The Department of Interior’s Minerals Management Service (MMS) has engaged a consulting firm to help improve the agency’s eGovernment program, streamlining its efforts by linking with its stakeholder communities and exchanging data and transacting business via the web. Much of the program office’s current processes are paper intensive, and include overlapping data collection. Booz·Allen & Hamilton, a global management and technology consulting firm, has teamed with Houston-based Petris Technology, Inc., a web-based data management and eBusiness solutions provider focused on the oil and gas industry, to carry out the project.

In an era when whales and snails get better press, two groups dedicated to capitalism are using the impending celebration of Earth Day to point out the importance of the earth’s resources to human beings. Promoting the “moral case for exploiting the Artic National Wildlife Refuge (ANWR),” the Center for the Moral Defense of Capitalism (CMDC) and the Ayn Rand Institute (ARI) are scheduling a news conference Friday in Washington in advance of their own Earth Day celebration at the Washington Monument April 22.”The goal of the environmentalists is to save the earth from man, while the goal of the industrialists is to exploit the earth for man,” the two said in announcing the briefing at 9 a.m. Friday at the National Press Club. “Oil is the very lifeblood of modern civilization. As oil is drained from the arteries of American commerce by environmentalists, we lose the energy to sustain human life: to heat our homes, to harvest our fields, to transport food, or to light the laboratories that help save the lives of countless millions,” said Nick Provenzo, chairman of the CMDC. “Restricting the production of oil for the sake of keeping a vast wilderness frozen is an immoral attack on human life.” ARI, based in Moreno del Rey, CA (www.aynrand.org), takes its name from the author of the classic defenses of capitalism, “Atlas Shrugged” and “The Fountainhead.”

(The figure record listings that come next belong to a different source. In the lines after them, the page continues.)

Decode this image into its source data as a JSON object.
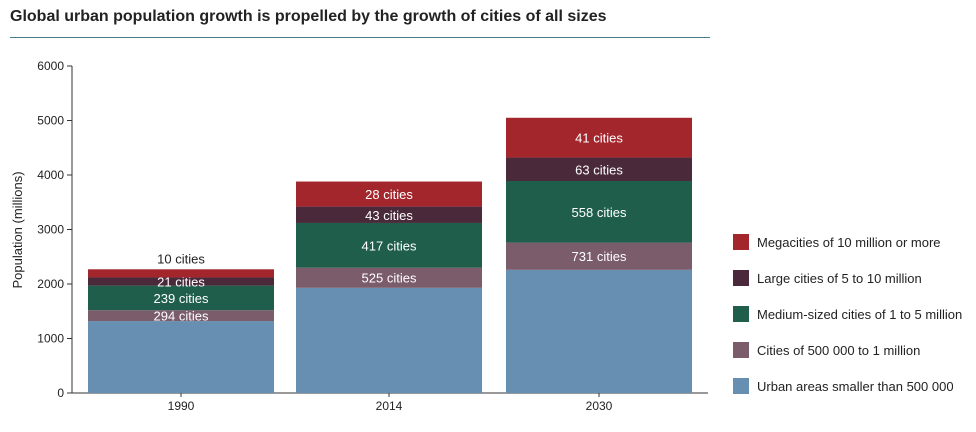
{
  "chart_data": {
    "type": "bar",
    "stacked": true,
    "title": "Global urban population growth is propelled by the growth of cities of all sizes",
    "xlabel": "",
    "ylabel": "Population (millions)",
    "ylim": [
      0,
      6000
    ],
    "yticks": [
      0,
      1000,
      2000,
      3000,
      4000,
      5000,
      6000
    ],
    "categories": [
      "1990",
      "2014",
      "2030"
    ],
    "series": [
      {
        "name": "Urban areas smaller than 500 000",
        "color": "#678fb1",
        "values": [
          1320,
          1930,
          2260
        ],
        "labels": [
          "",
          "",
          ""
        ]
      },
      {
        "name": "Cities of 500 000 to 1 million",
        "color": "#7a5c6b",
        "values": [
          200,
          370,
          500
        ],
        "labels": [
          "294 cities",
          "525 cities",
          "731 cities"
        ]
      },
      {
        "name": "Medium-sized cities of 1 to 5 million",
        "color": "#1f5e4b",
        "values": [
          450,
          820,
          1130
        ],
        "labels": [
          "239 cities",
          "417 cities",
          "558 cities"
        ]
      },
      {
        "name": "Large cities of 5 to 10 million",
        "color": "#4a2a3a",
        "values": [
          150,
          300,
          430
        ],
        "labels": [
          "21 cities",
          "43 cities",
          "63 cities"
        ]
      },
      {
        "name": "Megacities of 10 million or more",
        "color": "#a3262d",
        "values": [
          150,
          460,
          730
        ],
        "labels": [
          "10 cities",
          "28 cities",
          "41 cities"
        ]
      }
    ],
    "legend_position": "right",
    "grid": false
  }
}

Provident Bank and its subsidiary, Information Leasing Corp. (ILC) has announced the establishment of PFG Energy Capital,, a specialized energy financing group. This new business unit will provide creative and unique financing solutions to energy management/efficiency equipment and systems vendors along with vendors of distributed generation equipment. William J. Garnett and Henry K. Lee, joining PEG Energy Capital from the federal and commercial leasing division of Academic Capital Group, Inc. will lead ILC’s new venture as senior vice president and vice president, respectively. PEG Energy Capital will be based in Pasadena, CA. It offers financial solutions for all types of projects designed to reduce energy operating costs and achieve environmental goals without large, up-front capital costs. “The current energy crisis in the western United States has heightened the country’s awareness that energy conservation and efficiency are of the utmost importance. By providing creative financing solutions to our clients, we can help reduce the demand for energy consumption,” Garnett said.

Sempra Energy reported Monday that it has signed a five-year information technology (IT) outsourcing agreement with Computer Sciences Corp. (CSC) valued at more than $70 million. According to the companies, This contract, which extends to June 2006, replaces and significantly expands the current contract through which CSC provides service to Sempra Energy’s corporate headquarters and its San Diego Gas & Electric Co. (SDG&E) subsidiary, scheduled to expire in June 2001. Under the new agreement, CSC will manage the distributed computing infrastructure for additional units of Sempra Energy, including the Southern California Gas Company (SoCalGas). Altogether, CSC’s support of Sempra’s distributed IT operation encompasses approximately 10,000 desktops, 350 servers and enterprisewide help-desk support.